What’s driving markets

As of Thursday morning, traders priced in a 97% probability that the Fed will leave interest rates unchanged at a range of 5.25%-5.5% at its policy meeting on Sept. 20. Meanwhile, the chance of the central bank also standing pat at the subsequent meeting in November inched up to 63.7%, according to the CME FedWatch Tool.

And traders boosted the likelihood of no action in December to 59.9% as they continued to absorb Wednesday’s mixed reading on the August consumer price index.

Data released on Thursday showed the August producer price index climbed a better-than-expected 0.7% last month. Separately, retail sales advanced 0.6% in August and weekly initial jobless benefit claims rose by 3,000 to 220,000 in the week that ended Sept. 9.
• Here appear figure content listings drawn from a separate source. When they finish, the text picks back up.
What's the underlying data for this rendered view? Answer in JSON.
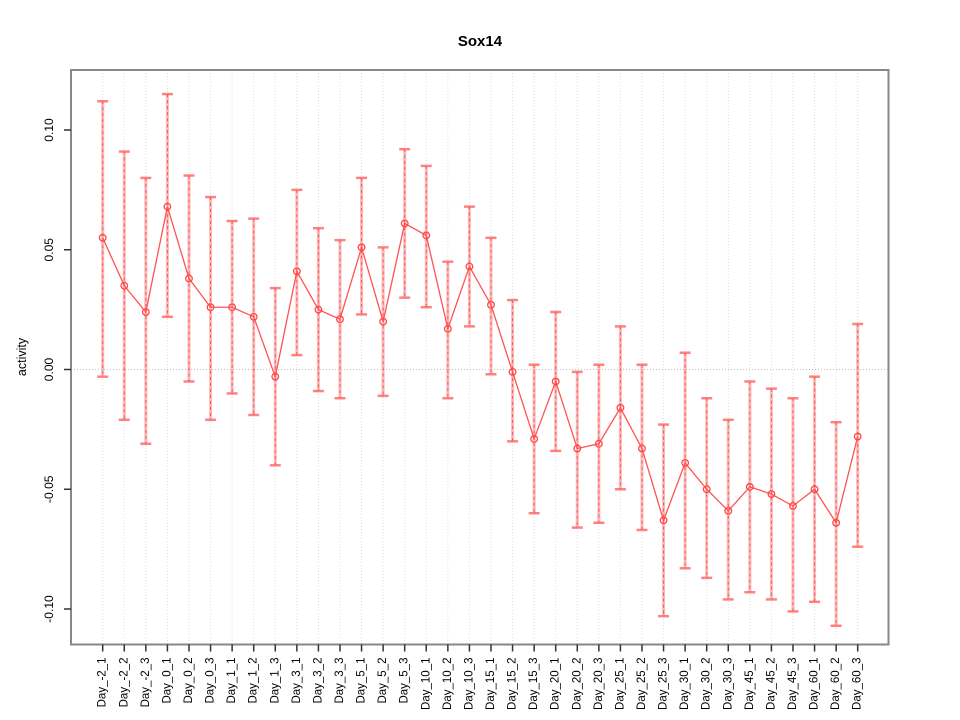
{
  "chart_data": {
    "type": "line",
    "title": "Sox14",
    "xlabel": "",
    "ylabel": "activity",
    "ylim": [
      -0.115,
      0.125
    ],
    "y_ticks": [
      0.1,
      0.05,
      0.0,
      -0.05,
      -0.1
    ],
    "y_tick_labels": [
      "0.10",
      "0.05",
      "0.00",
      "-0.05",
      "-0.10"
    ],
    "grid": "vertical dotted gridline per category, dotted horizontal line at y=0",
    "legend": "none",
    "marker": "open-circle",
    "categories": [
      "Day_-2_1",
      "Day_-2_2",
      "Day_-2_3",
      "Day_0_1",
      "Day_0_2",
      "Day_0_3",
      "Day_1_1",
      "Day_1_2",
      "Day_1_3",
      "Day_3_1",
      "Day_3_2",
      "Day_3_3",
      "Day_5_1",
      "Day_5_2",
      "Day_5_3",
      "Day_10_1",
      "Day_10_2",
      "Day_10_3",
      "Day_15_1",
      "Day_15_2",
      "Day_15_3",
      "Day_20_1",
      "Day_20_2",
      "Day_20_3",
      "Day_25_1",
      "Day_25_2",
      "Day_25_3",
      "Day_30_1",
      "Day_30_2",
      "Day_30_3",
      "Day_45_1",
      "Day_45_2",
      "Day_45_3",
      "Day_60_1",
      "Day_60_2",
      "Day_60_3"
    ],
    "series": [
      {
        "name": "activity",
        "values": [
          0.055,
          0.035,
          0.024,
          0.068,
          0.038,
          0.026,
          0.026,
          0.022,
          -0.003,
          0.041,
          0.025,
          0.021,
          0.051,
          0.02,
          0.061,
          0.056,
          0.017,
          0.043,
          0.027,
          -0.001,
          -0.029,
          -0.005,
          -0.033,
          -0.031,
          -0.016,
          -0.033,
          -0.063,
          -0.039,
          -0.05,
          -0.059,
          -0.049,
          -0.052,
          -0.057,
          -0.05,
          -0.064,
          -0.028
        ],
        "ci_upper": [
          0.112,
          0.091,
          0.08,
          0.115,
          0.081,
          0.072,
          0.062,
          0.063,
          0.034,
          0.075,
          0.059,
          0.054,
          0.08,
          0.051,
          0.092,
          0.085,
          0.045,
          0.068,
          0.055,
          0.029,
          0.002,
          0.024,
          -0.001,
          0.002,
          0.018,
          0.002,
          -0.023,
          0.007,
          -0.012,
          -0.021,
          -0.005,
          -0.008,
          -0.012,
          -0.003,
          -0.022,
          0.019
        ],
        "ci_lower": [
          -0.003,
          -0.021,
          -0.031,
          0.022,
          -0.005,
          -0.021,
          -0.01,
          -0.019,
          -0.04,
          0.006,
          -0.009,
          -0.012,
          0.023,
          -0.011,
          0.03,
          0.026,
          -0.012,
          0.018,
          -0.002,
          -0.03,
          -0.06,
          -0.034,
          -0.066,
          -0.064,
          -0.05,
          -0.067,
          -0.103,
          -0.083,
          -0.087,
          -0.096,
          -0.093,
          -0.096,
          -0.101,
          -0.097,
          -0.107,
          -0.074
        ]
      }
    ],
    "colors": {
      "series_line": "#ff5252",
      "marker_stroke": "#ff4747",
      "error_bar_light": "#ff6464",
      "error_bar_dash": "#f05050",
      "gridline": "#dcdcdc",
      "zero_line": "#c0c0c0",
      "frame": "#878787",
      "tick": "#333333",
      "label_text": "#000000"
    }
  }
}
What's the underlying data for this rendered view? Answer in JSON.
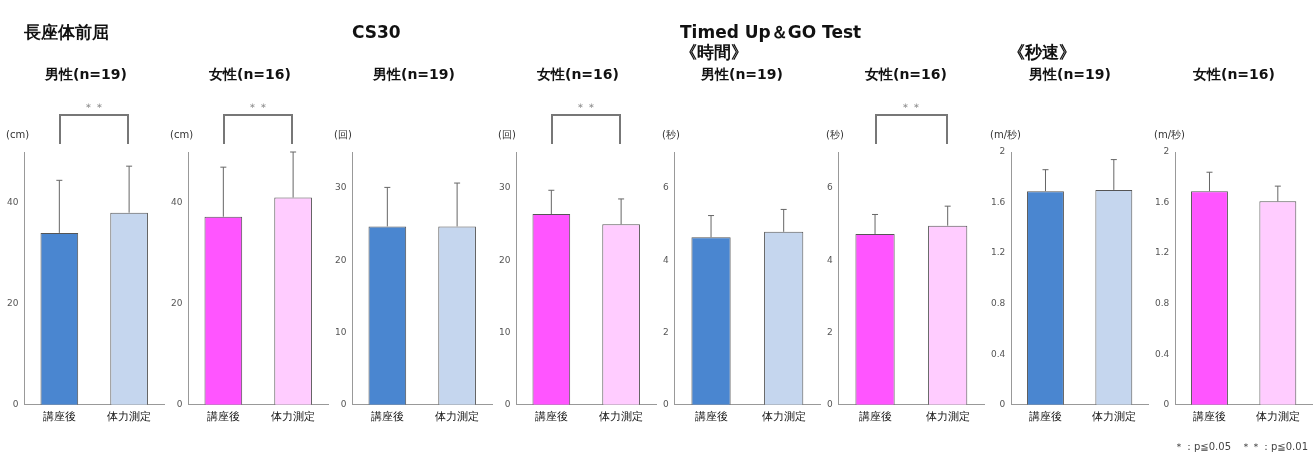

Meanwhile, the benchmark German 10-year bund yield
BX:TMBMKDE-10Y
was down 2.9 basis points at 2.625% after the European Central Bank lifted its interest rates by 25 basis points and signaled that may be the last hike. Thursday’s decision marked the 10th straight rate hike by the ECB.

What analysts are saying

“The ECB hiked rates 25bps today, taking the deposit rate to 4% in what can only be characterized as a dovish hike,” said James Rossiter, head of global macro strategy, and others at TD Securities. “Key to the policy statement was that the Governing Council ‘considers that the key ECB interest rates have reached levels that, maintained for a sufficiently long duration, will make a substantial contribution to the timely return of inflation to the target.’ This is a clear sign that absent any further notable upside surprises to inflation and its drivers, they are done hiking rates.”